Hermansen is still just 30 years old, but with a career major league record of .195/.255/.329 in 492 at-bats, it seems unlikely that he'll ever get another shot except in an emergency.
So, what happened here?
I have seen a lot of Hermansen over the years, and his problem is easy enough to diagnose. He can't hit breaking balls. It was his weakness back in 2000 and it is his weakness now. He still has bat speed and power, but he's very pitchable and hasn't been able to get past a swing-from-the-heels approach for any length of time.

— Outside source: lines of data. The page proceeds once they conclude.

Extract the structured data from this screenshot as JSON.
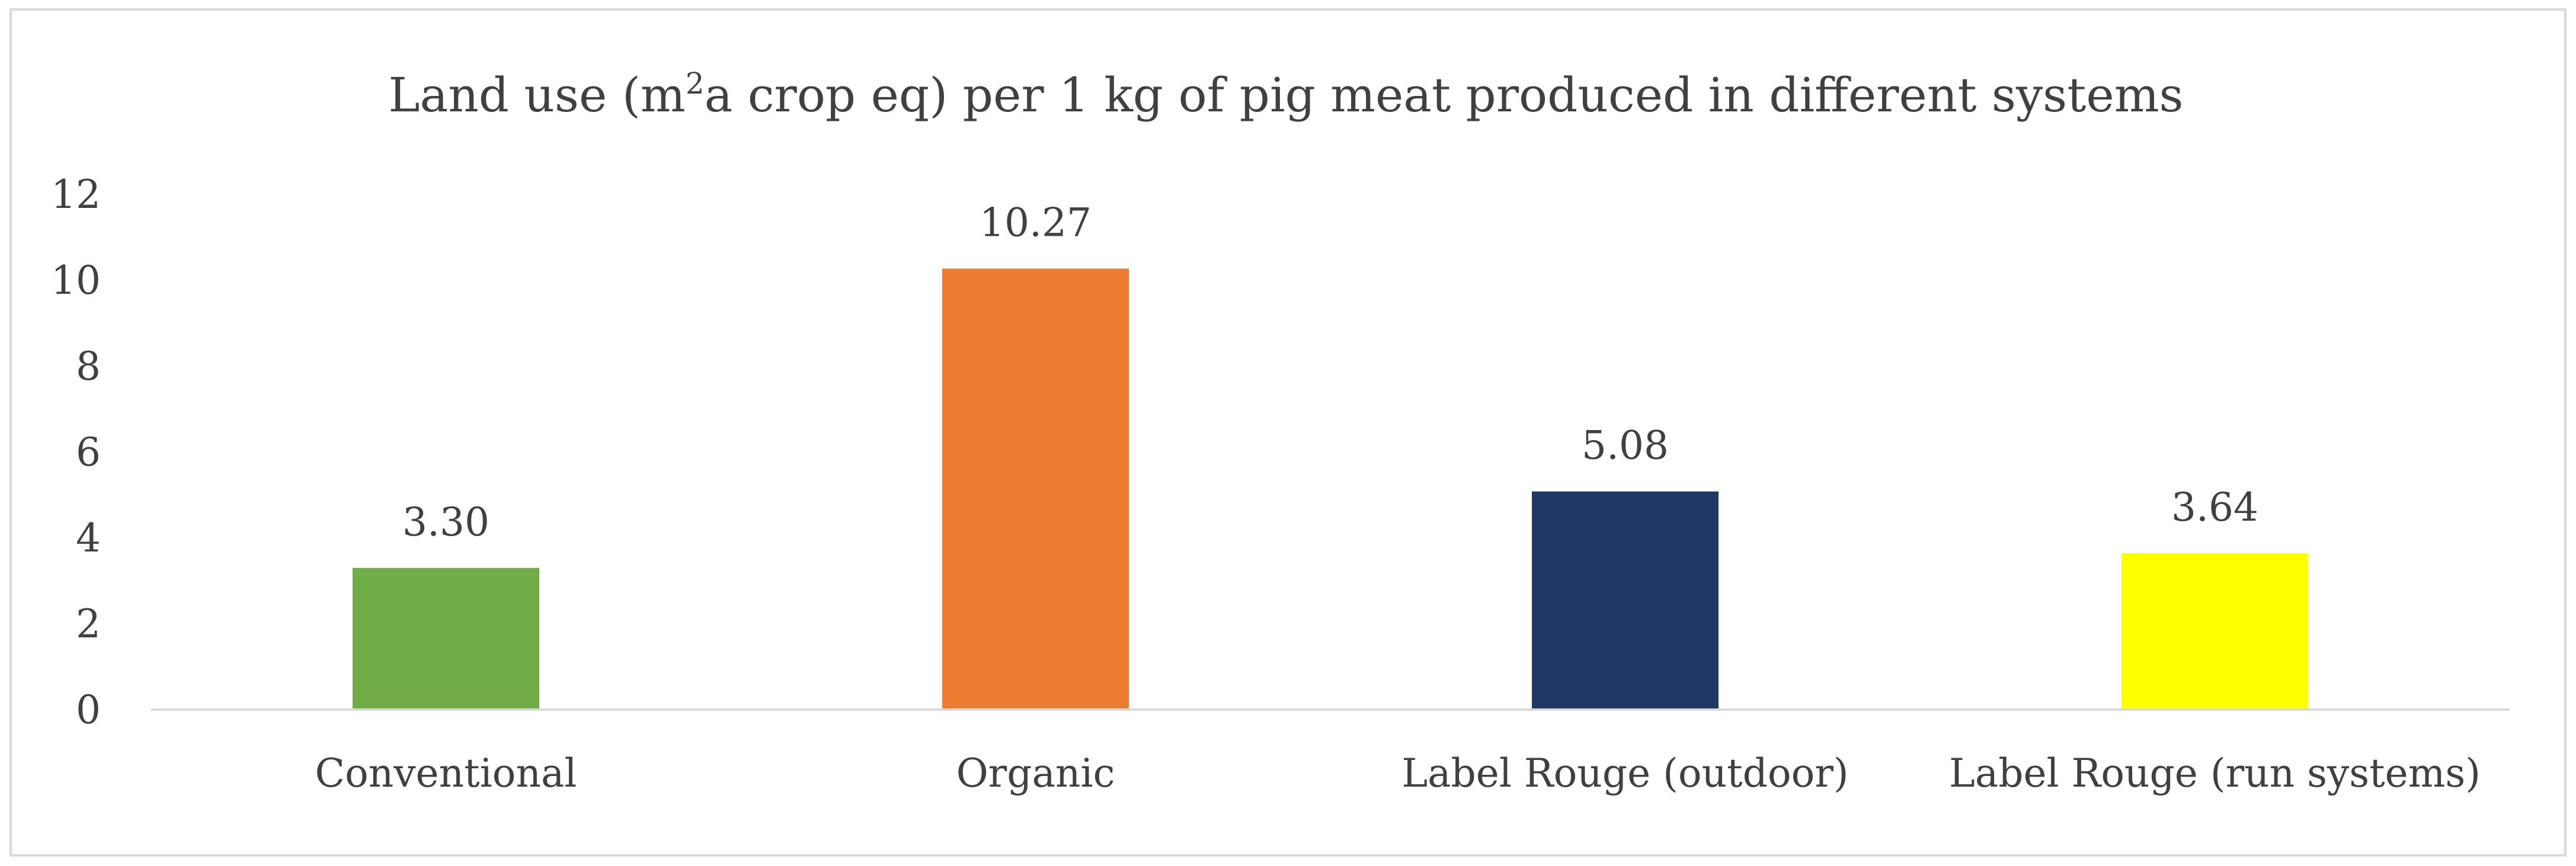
{
  "chart_data": {
    "type": "bar",
    "title": {
      "before": "Land use (m",
      "superscript": "2",
      "after": "a crop eq) per 1 kg of pig meat produced in different systems"
    },
    "categories": [
      "Conventional",
      "Organic",
      "Label Rouge (outdoor)",
      "Label Rouge (run systems)"
    ],
    "values": [
      3.3,
      10.27,
      5.08,
      3.64
    ],
    "data_labels": [
      "3.30",
      "10.27",
      "5.08",
      "3.64"
    ],
    "bar_colors": [
      "#70ad47",
      "#ed7d31",
      "#1f3864",
      "#ffff00"
    ],
    "y_ticks": [
      "0",
      "2",
      "4",
      "6",
      "8",
      "10",
      "12"
    ],
    "ylim": [
      0,
      12
    ],
    "xlabel": "",
    "ylabel": "",
    "grid": false,
    "legend": "none"
  }
}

When he was young, the theory was that given his age that he would be able to resolve this problem eventually, but it never quite happened, granted his major league playing time was erratic and spread out, and the injuries did not help. But even if someone had given him 500 more at-bats to adjust to the majors, I doubt he would have been able to keep his batting average any higher than .240 at best, with a mediocre OBP and very high strikeout rate.
Age-relative-to-league is important but not an absolute thing.
Some guys peak early and don't develop their skills even if they are young for their leagues early in their career.